The story gets worse.

For the past three years, there has been a bill in one form or another called the “Ft. McClellan Health Registry Act” (current incarnation is HR411) sitting in the Health Subcommittee of the House Committee on Veterans’ Affairs. Basically, this bill calls for the VA to grant what is known as ‘presumptive status’ for those who are seeking treatment and served at Ft. McClellan.

The all-important ‘presumptive status’ these veterans seek and which is required to receive treatment simply means that because of their time at Ft. McClellan, it is acknowledged they may have, or develop a range of illness, diseases and disorders. This is the same status that Viet Nam Era veterans fought for decades to get in regards Agent Orange exposure. It is also what was just granted to the hundreds of thousands who were exposed to the open-air burn pits in Iraq, Afghanistan and at bases around the world.

That is all these veterans are asking for, to be treated for the illnesses they now suffer as a direct result of their service to our country.
“They’re just waiting for us to die. We are dying. Not even aging and dying, just dying before our time. You hear about how overburdened the VA is, so I guess this is their solution. Just wait for us all to die off so they don’t have to take care of us.”

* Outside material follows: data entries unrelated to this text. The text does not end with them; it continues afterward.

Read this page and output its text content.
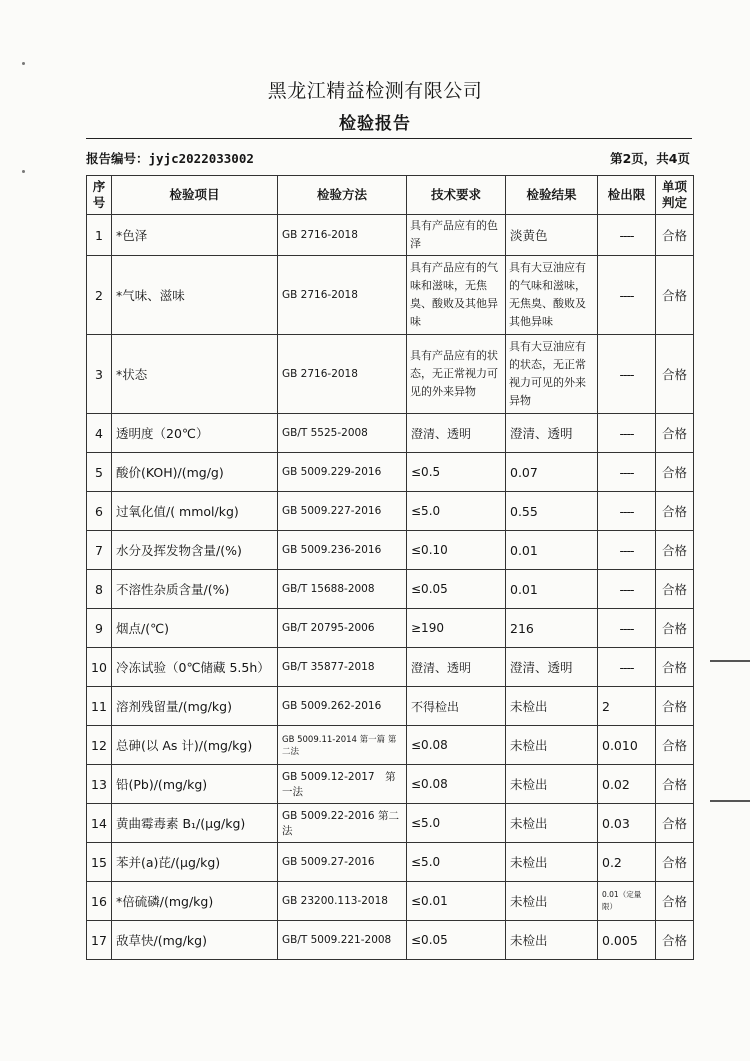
黑龙江精益检测有限公司
检验报告
报告编号：jyjc2022033002	第2页，共4页
序号	检验项目	检验方法	技术要求	检验结果	检出限	单项判定
1	*色泽	GB 2716-2018	具有产品应有的色泽	淡黄色	----	合格
2	*气味、滋味	GB 2716-2018	具有产品应有的气味和滋味，无焦臭、酸败及其他异味	具有大豆油应有的气味和滋味，无焦臭、酸败及其他异味	----	合格
3	*状态	GB 2716-2018	具有产品应有的状态，无正常视力可见的外来异物	具有大豆油应有的状态，无正常视力可见的外来异物	----	合格
4	透明度（20℃）	GB/T 5525-2008	澄清、透明	澄清、透明	----	合格
5	酸价(KOH)/(mg/g)	GB 5009.229-2016	≤0.5	0.07	----	合格
6	过氧化值/( mmol/kg)	GB 5009.227-2016	≤5.0	0.55	----	合格
7	水分及挥发物含量/(%)	GB 5009.236-2016	≤0.10	0.01	----	合格
8	不溶性杂质含量/(%)	GB/T 15688-2008	≤0.05	0.01	----	合格
9	烟点/(℃)	GB/T 20795-2006	≥190	216	----	合格
10	冷冻试验（0℃储藏 5.5h）	GB/T 35877-2018	澄清、透明	澄清、透明	----	合格
11	溶剂残留量/(mg/kg)	GB 5009.262-2016	不得检出	未检出	2	合格
12	总砷(以 As 计)/(mg/kg)	GB 5009.11-2014 第一篇 第二法	≤0.08	未检出	0.010	合格
13	铅(Pb)/(mg/kg)	GB 5009.12-2017　第一法	≤0.08	未检出	0.02	合格
14	黄曲霉毒素 B₁/(μg/kg)	GB 5009.22-2016 第二法	≤5.0	未检出	0.03	合格
15	苯并(a)芘/(μg/kg)	GB 5009.27-2016	≤5.0	未检出	0.2	合格
16	*倍硫磷/(mg/kg)	GB 23200.113-2018	≤0.01	未检出	0.01（定量限）	合格
17	敌草快/(mg/kg)	GB/T 5009.221-2008	≤0.05	未检出	0.005	合格
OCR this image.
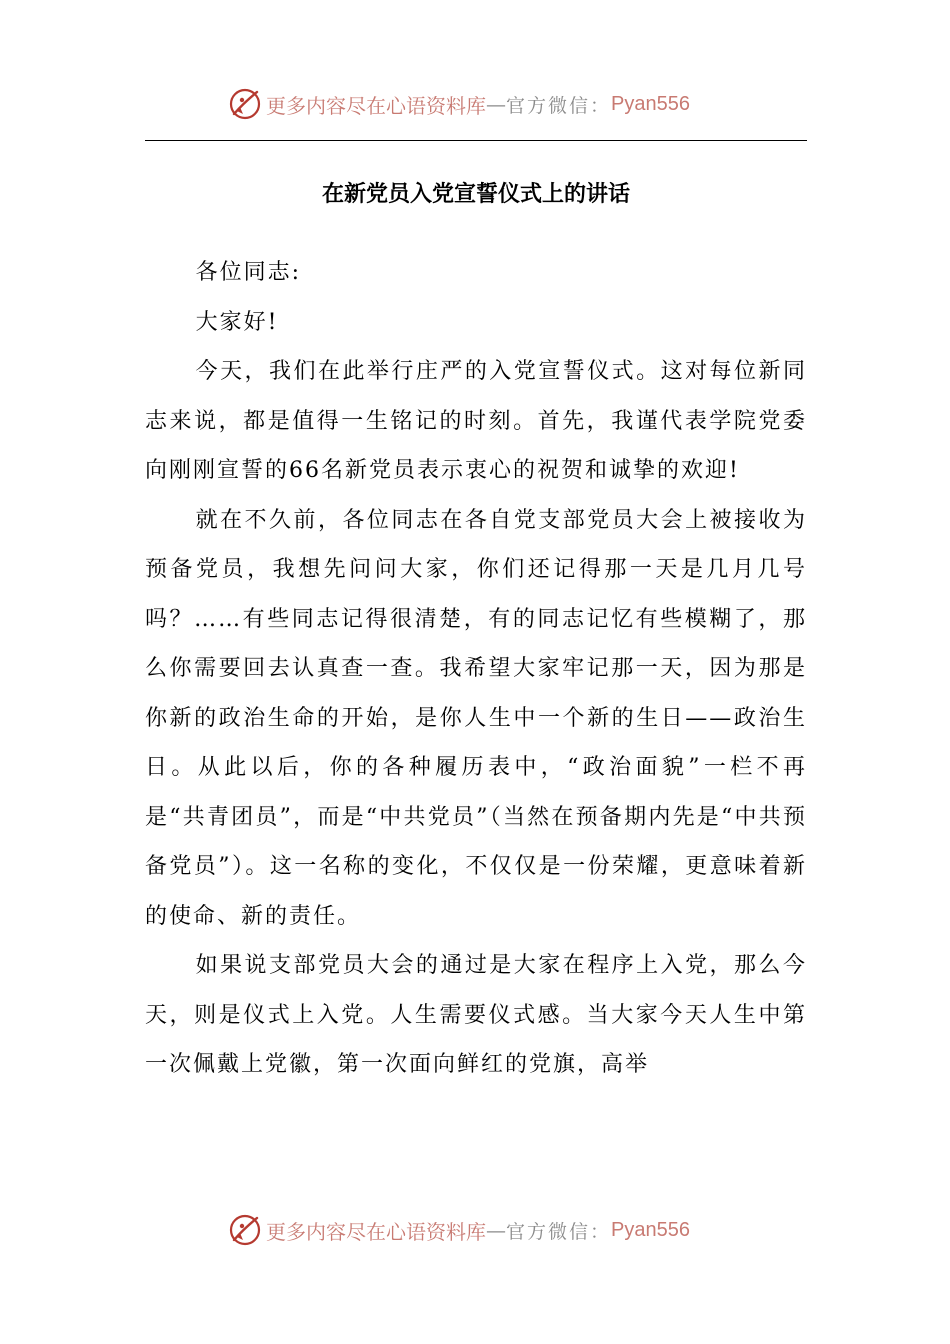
更多内容尽在心语资料库 — 官方微信： Pyan556
在新党员入党宣誓仪式上的讲话

各位同志:

大家好!

今天，我们在此举行庄严的入党宣誓仪式。这对每位新同志来说，都是值得一生铭记的时刻。首先，我谨代表学院党委向刚刚宣誓的66名新党员表示衷心的祝贺和诚挚的欢迎!

就在不久前，各位同志在各自党支部党员大会上被接收为预备党员，我想先问问大家，你们还记得那一天是几月几号吗？……有些同志记得很清楚，有的同志记忆有些模糊了，那么你需要回去认真查一查。我希望大家牢记那一天，因为那是你新的政治生命的开始，是你人生中一个新的生日——政治生日。从此以后，你的各种履历表中，“政治面貌”一栏不再是“共青团员”，而是“中共党员”（当然在预备期内先是“中共预备党员”）。这一名称的变化，不仅仅是一份荣耀，更意味着新的使命、新的责任。

如果说支部党员大会的通过是大家在程序上入党，那么今天，则是仪式上入党。人生需要仪式感。当大家今天人生中第一次佩戴上党徽，第一次面向鲜红的党旗，高举

更多内容尽在心语资料库 — 官方微信： Pyan556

Note – all of the remarks in quotations are things I have been told or seen written by members of the various Ft. McClellan social media groups. With rare exception, these vets have asked not to be named, in fear that the few services they have been able to get, the claims they have been allowed to file will be denied. That is the saddest part of all.

After months of research and scores of calls and emails to the members of the subcommittee, there are still very basic questions unanswered. Party politics and posturing are definitely playing a role, and both sides of the aisle are guilty. Some have told me that because the chair is Republican and the original sponsor of the bill is a Democrat, unless or until a Republican member of the committee cosponsors the bill, it will not even be put on the agenda. Others have told me that unless one of the cosponsors submits a cost analysis and identifies an offset, the bill will not be put on the agenda.

I’d like to remind both sides that the oath these service members took, and indeed, the Constitution they swore to uphold and defend is neither Republican nor Democrat. These are veterans of the United States of America, not pawns in the ever-running game of chess these politicians seem to love to play.

Click the links below for more information, or to contact the members of the committee. Ask them why. If you get an answer, please post it here so we can all know.


Had plans to go out to dinner tonight with Shawn's boss, but that's been canceled so I can research this and what veterans who were exposed to this crap are doing about it.

It explains a lot of my issues for the last almost 20 years.